USTelecom, CTIA Say Members Are Already Using AI Against Robocalls, but Scammers Also Use AI
USTelecom and CTIA told the FCC its members already use AI to combat unwanted robocalls. Both groups counseled that regulators adopt a flexible approach but said scammers also use AI. Comments in response to a November notice of inquiry (see 2311160028) were due Monday and posted Tuesday and Wednesday in docket 23-362.
The commission should clarify that the Telephone Consumer Protection Act applies to AI-generated voice calls, USTelecom said. But it would be “premature and potentially counterproductive” for the FCC to adopt “AI-specific mandates or measures at this time,” it added.
“Scammers will use every technology available to them in their fraudulent schemes,” USTelecom said. The telecom industry “also is at the cutting edge of employing available technologies -- and investing in new ones -- to protect customers,” it said: “Providers and their analytics partners have long relied on machine learning and automation to identify and mitigate illegal calling patterns. Machine learning and other forms of AI are extremely useful for this task, sifting through scores of call detail records in real time to detect and stop the ever-evolving tactics of bad actors.”
The wireless industry is using AI in a “responsible manner to benefit and protect consumers,” CTIA said. “As the Commission seeks to assess the impact of AI on robocalls and robotexts, the Commission should encourage entities to leverage existing approaches to managing nascent and evolving bad actor threats, including technology-neutral policies and previous work on AI,” the group said. CTIA urged the FCC to encourage stakeholders to follow the National Institute of Standards and Technology’s AI Risk Management Framework “which provides a practical approach to incorporating trustworthiness considerations into the design, development, use, and evaluation of AI products, services, and systems, and encourages stakeholders to use existing frameworks.”
Existing methods used to identify fraudulent calls and texts “have typically relied on analyzing non-content metadata, such as calling telephone numbers, alphanumeric identifiers, and call frequency, while the harm of scam calls is based on the content of those fraudulent communications,” Microsoft said. But focusing on non-content metadata “is not consistently effective and frequently harms legitimate calls by misidentifying them as scams,” the company said. Recent advances in generative AI offer the opportunity to identify scams through content analysis, Microsoft said: “In this proceeding, the Commission can ease the path to deploying effective solutions to identify and notify consumers of fraudulent calls by confirming that these solutions are consistent with existing law.”
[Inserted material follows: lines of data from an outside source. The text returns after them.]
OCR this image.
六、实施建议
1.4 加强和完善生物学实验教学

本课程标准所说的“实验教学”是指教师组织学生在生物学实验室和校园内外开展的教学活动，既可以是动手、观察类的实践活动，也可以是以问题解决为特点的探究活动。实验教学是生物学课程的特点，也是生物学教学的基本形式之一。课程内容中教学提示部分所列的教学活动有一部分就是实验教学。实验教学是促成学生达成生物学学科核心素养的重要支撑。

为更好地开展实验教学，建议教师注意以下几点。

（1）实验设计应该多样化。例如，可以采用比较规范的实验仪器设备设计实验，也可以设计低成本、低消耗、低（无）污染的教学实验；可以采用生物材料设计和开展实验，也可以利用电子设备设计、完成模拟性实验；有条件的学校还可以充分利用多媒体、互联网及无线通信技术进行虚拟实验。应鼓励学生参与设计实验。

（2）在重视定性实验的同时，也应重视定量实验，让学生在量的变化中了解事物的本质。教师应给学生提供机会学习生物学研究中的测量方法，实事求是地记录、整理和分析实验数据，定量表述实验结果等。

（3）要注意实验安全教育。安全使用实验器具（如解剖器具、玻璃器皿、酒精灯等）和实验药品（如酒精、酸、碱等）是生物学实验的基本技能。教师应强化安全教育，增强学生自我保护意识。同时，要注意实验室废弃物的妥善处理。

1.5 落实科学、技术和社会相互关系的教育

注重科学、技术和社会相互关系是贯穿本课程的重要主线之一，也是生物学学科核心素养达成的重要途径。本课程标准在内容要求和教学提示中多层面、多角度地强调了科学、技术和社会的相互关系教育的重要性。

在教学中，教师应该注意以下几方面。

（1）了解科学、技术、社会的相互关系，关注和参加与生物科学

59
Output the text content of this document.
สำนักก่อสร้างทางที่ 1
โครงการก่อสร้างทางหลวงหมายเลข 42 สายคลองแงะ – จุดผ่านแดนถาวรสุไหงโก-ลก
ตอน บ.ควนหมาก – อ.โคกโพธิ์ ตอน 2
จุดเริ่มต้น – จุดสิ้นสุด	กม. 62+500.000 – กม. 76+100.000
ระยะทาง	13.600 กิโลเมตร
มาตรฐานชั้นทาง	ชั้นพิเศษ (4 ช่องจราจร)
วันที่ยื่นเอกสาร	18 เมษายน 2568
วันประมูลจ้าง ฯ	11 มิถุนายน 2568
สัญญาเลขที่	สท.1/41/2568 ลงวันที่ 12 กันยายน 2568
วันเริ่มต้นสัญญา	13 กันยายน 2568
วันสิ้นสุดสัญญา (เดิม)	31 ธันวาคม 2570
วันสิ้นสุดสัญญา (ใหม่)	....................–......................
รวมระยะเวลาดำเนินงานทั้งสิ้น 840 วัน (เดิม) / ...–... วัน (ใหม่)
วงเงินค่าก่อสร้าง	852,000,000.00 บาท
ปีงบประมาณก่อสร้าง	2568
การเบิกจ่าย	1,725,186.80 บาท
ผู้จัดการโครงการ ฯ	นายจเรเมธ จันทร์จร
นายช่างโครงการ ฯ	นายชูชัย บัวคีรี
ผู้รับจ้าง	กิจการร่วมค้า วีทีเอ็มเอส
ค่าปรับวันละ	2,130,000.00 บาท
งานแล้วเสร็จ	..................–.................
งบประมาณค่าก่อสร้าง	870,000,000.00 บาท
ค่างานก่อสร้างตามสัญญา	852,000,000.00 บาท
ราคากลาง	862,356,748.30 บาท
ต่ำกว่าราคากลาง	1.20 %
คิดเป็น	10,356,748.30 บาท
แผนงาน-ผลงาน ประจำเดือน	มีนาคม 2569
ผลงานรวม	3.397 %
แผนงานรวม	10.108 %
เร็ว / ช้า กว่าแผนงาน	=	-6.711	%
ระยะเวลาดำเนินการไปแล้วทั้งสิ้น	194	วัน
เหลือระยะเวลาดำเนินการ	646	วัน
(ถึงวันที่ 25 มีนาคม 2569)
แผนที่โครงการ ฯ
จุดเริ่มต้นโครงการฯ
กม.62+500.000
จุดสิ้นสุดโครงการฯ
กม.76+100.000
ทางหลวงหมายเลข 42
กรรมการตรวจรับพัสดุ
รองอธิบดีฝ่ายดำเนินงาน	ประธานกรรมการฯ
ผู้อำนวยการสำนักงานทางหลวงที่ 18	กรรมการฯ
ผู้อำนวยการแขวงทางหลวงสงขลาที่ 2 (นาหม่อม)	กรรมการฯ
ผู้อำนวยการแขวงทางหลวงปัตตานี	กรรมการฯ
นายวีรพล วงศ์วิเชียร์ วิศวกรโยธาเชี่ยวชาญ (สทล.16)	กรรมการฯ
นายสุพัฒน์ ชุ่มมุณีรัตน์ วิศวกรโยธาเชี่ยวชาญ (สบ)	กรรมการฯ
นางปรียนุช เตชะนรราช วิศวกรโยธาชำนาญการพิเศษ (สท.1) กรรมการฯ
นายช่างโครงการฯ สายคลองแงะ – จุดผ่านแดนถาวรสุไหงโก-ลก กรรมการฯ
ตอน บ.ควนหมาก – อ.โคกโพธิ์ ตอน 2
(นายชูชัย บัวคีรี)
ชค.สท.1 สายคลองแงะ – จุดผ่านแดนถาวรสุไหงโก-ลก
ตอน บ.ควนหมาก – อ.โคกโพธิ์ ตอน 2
AI technologies “may generate new risks for consumers,” but there’s also “promise in the ability of AI technologies to improve the customer experience and develop new methods for robocall and robotext prevention,” Twilio said. “As the U.S. works towards establishing AI risk management practices across the government and critical infrastructure sectors, Twilio encourages the Commission to explore existing frameworks and work with government and industry partners to highlight the potential for AI and how it can help mitigate threats posed by bad actors.”
Security company Numeracle urged the FCC to prohibit use of artificial or prerecorded voices claiming to be a live human caller. “Call recipients should know exactly what entity is calling them and who from that entity -- whether a human or a computer -- is communicating with them,” Numeracle said. The company warned that “lawbreakers will break laws” and “banning bad actors from doing certain things is routinely unsuccessful and increasing fines or punishments without enforcement is futile.”
Digimarc said digital watermarking technology it has made available for decades can help. The use of generative AI technology “to produce human-like dialog and simulate voices of those that consumers know and trust is advancing rapidly, posing an ever-increasing risk of fraud to consumers.” Digimarc said: “The Commission should mandate that audio generated by AI be watermarked and in so doing facilitate further authentication of all calls by making it easy for non-synthetic audio to be watermarked.”